Of course, there’s a 3.5 mm TRRS headset jack on the front panel in addition to a 3.5 mm monaural microphone jack on the back panel, but unique to the Echo 20 SuperDock is that it has separate left and right audio-out RCA jacks that provide line level output to powered speakers or an amplifier.

Because no other dock has these, I was hoping to find a top-notch DAC inside, but instead I found a Realtek ALC5616, a 24bit/8kHz ~ 192kHz chip with a SNR of 98dBA and a THD N smaller or equalling -86dB. Those are not the high specs I was hoping for.

The dock has eight USB-A / USB-C ports that each provide 7.5W power and are designed to ensure that drives with higher peak power requirements mount and operate reliably. All four USB-C ports support the Type-C Charging specification, so the dock will charge devices even when the computer is offline.

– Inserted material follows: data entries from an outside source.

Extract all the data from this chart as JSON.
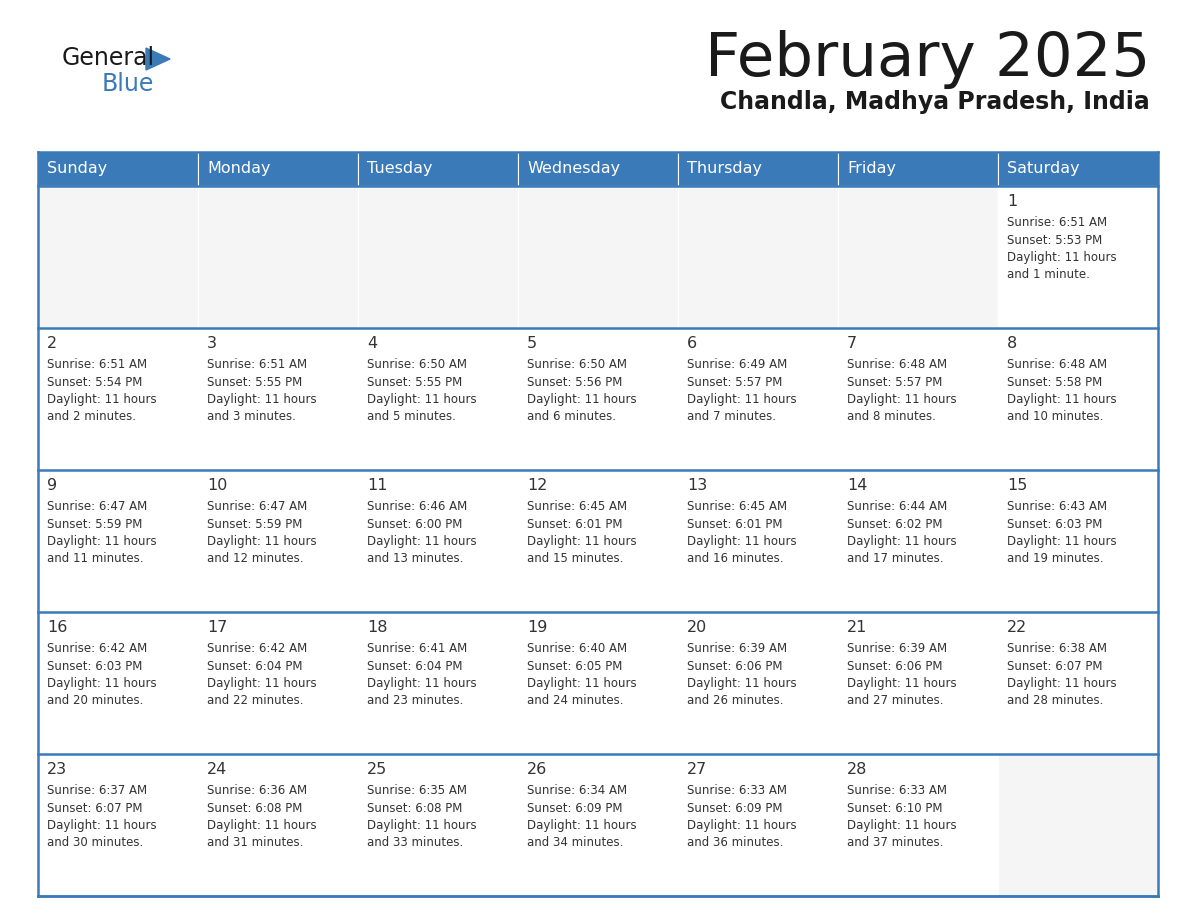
{
  "title": "February 2025",
  "subtitle": "Chandla, Madhya Pradesh, India",
  "header_color": "#3a7ab8",
  "header_text_color": "#ffffff",
  "cell_bg_odd": "#f2f2f2",
  "cell_bg_even": "#ffffff",
  "cell_bg_empty": "#f2f2f2",
  "border_color": "#3a7ab8",
  "text_color": "#333333",
  "days_of_week": [
    "Sunday",
    "Monday",
    "Tuesday",
    "Wednesday",
    "Thursday",
    "Friday",
    "Saturday"
  ],
  "calendar_data": [
    [
      null,
      null,
      null,
      null,
      null,
      null,
      {
        "day": 1,
        "sunrise": "6:51 AM",
        "sunset": "5:53 PM",
        "daylight": "11 hours and 1 minute."
      }
    ],
    [
      {
        "day": 2,
        "sunrise": "6:51 AM",
        "sunset": "5:54 PM",
        "daylight": "11 hours and 2 minutes."
      },
      {
        "day": 3,
        "sunrise": "6:51 AM",
        "sunset": "5:55 PM",
        "daylight": "11 hours and 3 minutes."
      },
      {
        "day": 4,
        "sunrise": "6:50 AM",
        "sunset": "5:55 PM",
        "daylight": "11 hours and 5 minutes."
      },
      {
        "day": 5,
        "sunrise": "6:50 AM",
        "sunset": "5:56 PM",
        "daylight": "11 hours and 6 minutes."
      },
      {
        "day": 6,
        "sunrise": "6:49 AM",
        "sunset": "5:57 PM",
        "daylight": "11 hours and 7 minutes."
      },
      {
        "day": 7,
        "sunrise": "6:48 AM",
        "sunset": "5:57 PM",
        "daylight": "11 hours and 8 minutes."
      },
      {
        "day": 8,
        "sunrise": "6:48 AM",
        "sunset": "5:58 PM",
        "daylight": "11 hours and 10 minutes."
      }
    ],
    [
      {
        "day": 9,
        "sunrise": "6:47 AM",
        "sunset": "5:59 PM",
        "daylight": "11 hours and 11 minutes."
      },
      {
        "day": 10,
        "sunrise": "6:47 AM",
        "sunset": "5:59 PM",
        "daylight": "11 hours and 12 minutes."
      },
      {
        "day": 11,
        "sunrise": "6:46 AM",
        "sunset": "6:00 PM",
        "daylight": "11 hours and 13 minutes."
      },
      {
        "day": 12,
        "sunrise": "6:45 AM",
        "sunset": "6:01 PM",
        "daylight": "11 hours and 15 minutes."
      },
      {
        "day": 13,
        "sunrise": "6:45 AM",
        "sunset": "6:01 PM",
        "daylight": "11 hours and 16 minutes."
      },
      {
        "day": 14,
        "sunrise": "6:44 AM",
        "sunset": "6:02 PM",
        "daylight": "11 hours and 17 minutes."
      },
      {
        "day": 15,
        "sunrise": "6:43 AM",
        "sunset": "6:03 PM",
        "daylight": "11 hours and 19 minutes."
      }
    ],
    [
      {
        "day": 16,
        "sunrise": "6:42 AM",
        "sunset": "6:03 PM",
        "daylight": "11 hours and 20 minutes."
      },
      {
        "day": 17,
        "sunrise": "6:42 AM",
        "sunset": "6:04 PM",
        "daylight": "11 hours and 22 minutes."
      },
      {
        "day": 18,
        "sunrise": "6:41 AM",
        "sunset": "6:04 PM",
        "daylight": "11 hours and 23 minutes."
      },
      {
        "day": 19,
        "sunrise": "6:40 AM",
        "sunset": "6:05 PM",
        "daylight": "11 hours and 24 minutes."
      },
      {
        "day": 20,
        "sunrise": "6:39 AM",
        "sunset": "6:06 PM",
        "daylight": "11 hours and 26 minutes."
      },
      {
        "day": 21,
        "sunrise": "6:39 AM",
        "sunset": "6:06 PM",
        "daylight": "11 hours and 27 minutes."
      },
      {
        "day": 22,
        "sunrise": "6:38 AM",
        "sunset": "6:07 PM",
        "daylight": "11 hours and 28 minutes."
      }
    ],
    [
      {
        "day": 23,
        "sunrise": "6:37 AM",
        "sunset": "6:07 PM",
        "daylight": "11 hours and 30 minutes."
      },
      {
        "day": 24,
        "sunrise": "6:36 AM",
        "sunset": "6:08 PM",
        "daylight": "11 hours and 31 minutes."
      },
      {
        "day": 25,
        "sunrise": "6:35 AM",
        "sunset": "6:08 PM",
        "daylight": "11 hours and 33 minutes."
      },
      {
        "day": 26,
        "sunrise": "6:34 AM",
        "sunset": "6:09 PM",
        "daylight": "11 hours and 34 minutes."
      },
      {
        "day": 27,
        "sunrise": "6:33 AM",
        "sunset": "6:09 PM",
        "daylight": "11 hours and 36 minutes."
      },
      {
        "day": 28,
        "sunrise": "6:33 AM",
        "sunset": "6:10 PM",
        "daylight": "11 hours and 37 minutes."
      },
      null
    ]
  ],
  "num_rows": 5,
  "num_cols": 7
}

As its competitor, the Echo 20 provides up to 100W of power for charging compatible laptop computers. Finally, the Echo 20 hits the sweet spot between Thunderbolt 3’s single downstream port and Thunderbolt 4’s maximum of three downstream ports to provide the bandwidth necessary to support the HDMI and 2.5GbE ports, as well as all USB ports at 10Gbps.

Verdict

As I said earlier on, I’m a fan of CalDigit’s hubs and docks, and I found the TS4 to blow all other docks out of the water when it was released two years ago. I’m afraid, though, that Sonnet has just taken over that first place.

One reason is that every one of the Echo 20’s four USB-C ports support the Type-C charging spec. Another reason for Sonnet’s coup d’etat is the Echo’s HDMI 2.1 support. And yet another is that you can install an 8TB (or smaller, obviously) SSD in its dedicated NVMe slot and benefit from having extra storage at up to 800MB/sec speeds without having to add to your cable spaghetti. You can even boot from this disk.

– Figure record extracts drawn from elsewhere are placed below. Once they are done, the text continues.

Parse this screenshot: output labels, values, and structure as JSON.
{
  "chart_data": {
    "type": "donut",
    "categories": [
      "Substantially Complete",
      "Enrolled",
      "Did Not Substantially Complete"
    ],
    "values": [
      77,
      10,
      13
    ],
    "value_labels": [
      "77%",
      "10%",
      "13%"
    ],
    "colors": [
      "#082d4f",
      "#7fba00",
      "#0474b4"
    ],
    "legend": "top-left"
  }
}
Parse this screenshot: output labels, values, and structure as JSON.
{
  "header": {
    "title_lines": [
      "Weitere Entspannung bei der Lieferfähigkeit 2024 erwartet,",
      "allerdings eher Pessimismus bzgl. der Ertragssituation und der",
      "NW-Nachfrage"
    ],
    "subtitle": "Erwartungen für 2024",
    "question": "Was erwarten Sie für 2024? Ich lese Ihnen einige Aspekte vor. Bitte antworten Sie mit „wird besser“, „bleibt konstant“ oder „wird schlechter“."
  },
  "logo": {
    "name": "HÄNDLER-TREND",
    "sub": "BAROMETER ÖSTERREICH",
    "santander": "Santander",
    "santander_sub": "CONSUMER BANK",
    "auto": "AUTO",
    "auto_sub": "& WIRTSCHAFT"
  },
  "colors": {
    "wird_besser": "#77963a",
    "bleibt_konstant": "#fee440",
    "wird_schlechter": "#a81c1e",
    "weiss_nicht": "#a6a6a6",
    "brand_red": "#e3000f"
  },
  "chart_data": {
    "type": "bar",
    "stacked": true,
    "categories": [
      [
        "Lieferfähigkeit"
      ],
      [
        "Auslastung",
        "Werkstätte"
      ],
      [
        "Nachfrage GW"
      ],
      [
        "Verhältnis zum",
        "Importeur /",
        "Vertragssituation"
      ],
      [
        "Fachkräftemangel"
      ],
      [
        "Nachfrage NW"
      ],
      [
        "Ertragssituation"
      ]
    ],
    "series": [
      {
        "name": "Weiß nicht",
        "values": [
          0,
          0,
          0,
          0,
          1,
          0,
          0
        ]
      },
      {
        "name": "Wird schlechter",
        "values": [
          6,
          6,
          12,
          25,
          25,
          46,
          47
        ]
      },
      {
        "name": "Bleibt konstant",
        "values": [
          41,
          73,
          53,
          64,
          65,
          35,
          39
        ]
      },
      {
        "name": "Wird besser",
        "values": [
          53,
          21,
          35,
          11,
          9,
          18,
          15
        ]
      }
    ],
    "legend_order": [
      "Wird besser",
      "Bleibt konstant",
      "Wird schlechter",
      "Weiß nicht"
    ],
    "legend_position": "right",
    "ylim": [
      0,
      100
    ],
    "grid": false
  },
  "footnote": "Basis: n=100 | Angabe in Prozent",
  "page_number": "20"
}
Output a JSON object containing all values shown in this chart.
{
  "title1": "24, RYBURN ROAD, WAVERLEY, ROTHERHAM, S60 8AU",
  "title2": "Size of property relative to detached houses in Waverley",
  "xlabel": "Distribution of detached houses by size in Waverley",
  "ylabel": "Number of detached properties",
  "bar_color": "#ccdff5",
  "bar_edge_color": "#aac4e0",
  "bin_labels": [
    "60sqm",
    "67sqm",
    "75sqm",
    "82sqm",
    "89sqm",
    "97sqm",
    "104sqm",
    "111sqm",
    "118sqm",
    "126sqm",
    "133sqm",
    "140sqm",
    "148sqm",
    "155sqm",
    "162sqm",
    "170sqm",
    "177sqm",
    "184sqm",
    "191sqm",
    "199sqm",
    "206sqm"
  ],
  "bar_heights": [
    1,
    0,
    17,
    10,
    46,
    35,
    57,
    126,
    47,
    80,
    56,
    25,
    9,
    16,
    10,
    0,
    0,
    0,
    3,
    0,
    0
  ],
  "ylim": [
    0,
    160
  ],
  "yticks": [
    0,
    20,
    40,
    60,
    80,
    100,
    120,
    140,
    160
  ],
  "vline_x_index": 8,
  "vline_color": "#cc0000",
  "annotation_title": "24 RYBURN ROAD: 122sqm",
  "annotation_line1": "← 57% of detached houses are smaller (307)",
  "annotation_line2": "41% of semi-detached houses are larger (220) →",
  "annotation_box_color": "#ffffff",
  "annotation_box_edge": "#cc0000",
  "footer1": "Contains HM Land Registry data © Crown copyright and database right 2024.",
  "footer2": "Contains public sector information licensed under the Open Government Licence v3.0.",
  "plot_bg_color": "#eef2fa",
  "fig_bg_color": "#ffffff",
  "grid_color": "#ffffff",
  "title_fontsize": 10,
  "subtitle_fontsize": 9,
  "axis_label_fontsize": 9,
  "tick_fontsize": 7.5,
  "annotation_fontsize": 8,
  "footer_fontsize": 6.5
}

And while I can’t tell why it’s happening and at first thought it was my imagination, I noticed the Echo 20 mounts some of my external SSD RAID drives faster than the TS4. I actually timed it with a stopwatch: where the CalDigit TS4 takes up to 20 seconds to mount a U.2 SSD RAID drive, the Sonnet Echo 20 SuperDock consistently shaves off 15% of that time.

All of that makes it all the more “out of tune” that Sonnet hasn’t equipped the Echo 20 with a higher-quality DAC for the RCA ports. What’s inside is OK for use by YouTubers and TikTok’ers, or pop music listeners, but audio engineers and sound designers who wouldn’t mind having an extra output just for monitoring purposes will be disappointed.

The benefits, though, far outweigh that one point of criticism — Sonnet’s Echo 20 Thunderbolt 4 SuperDock is truly a super dock. It ticks all the boxes and then some.

The Echo 20 SuperDock retails at 299.99 USD / 385.20 GBP (VAT in) / 450.53 EUR (VAT in). The British and European prices mentioned here are from the CVP.com online retailer website.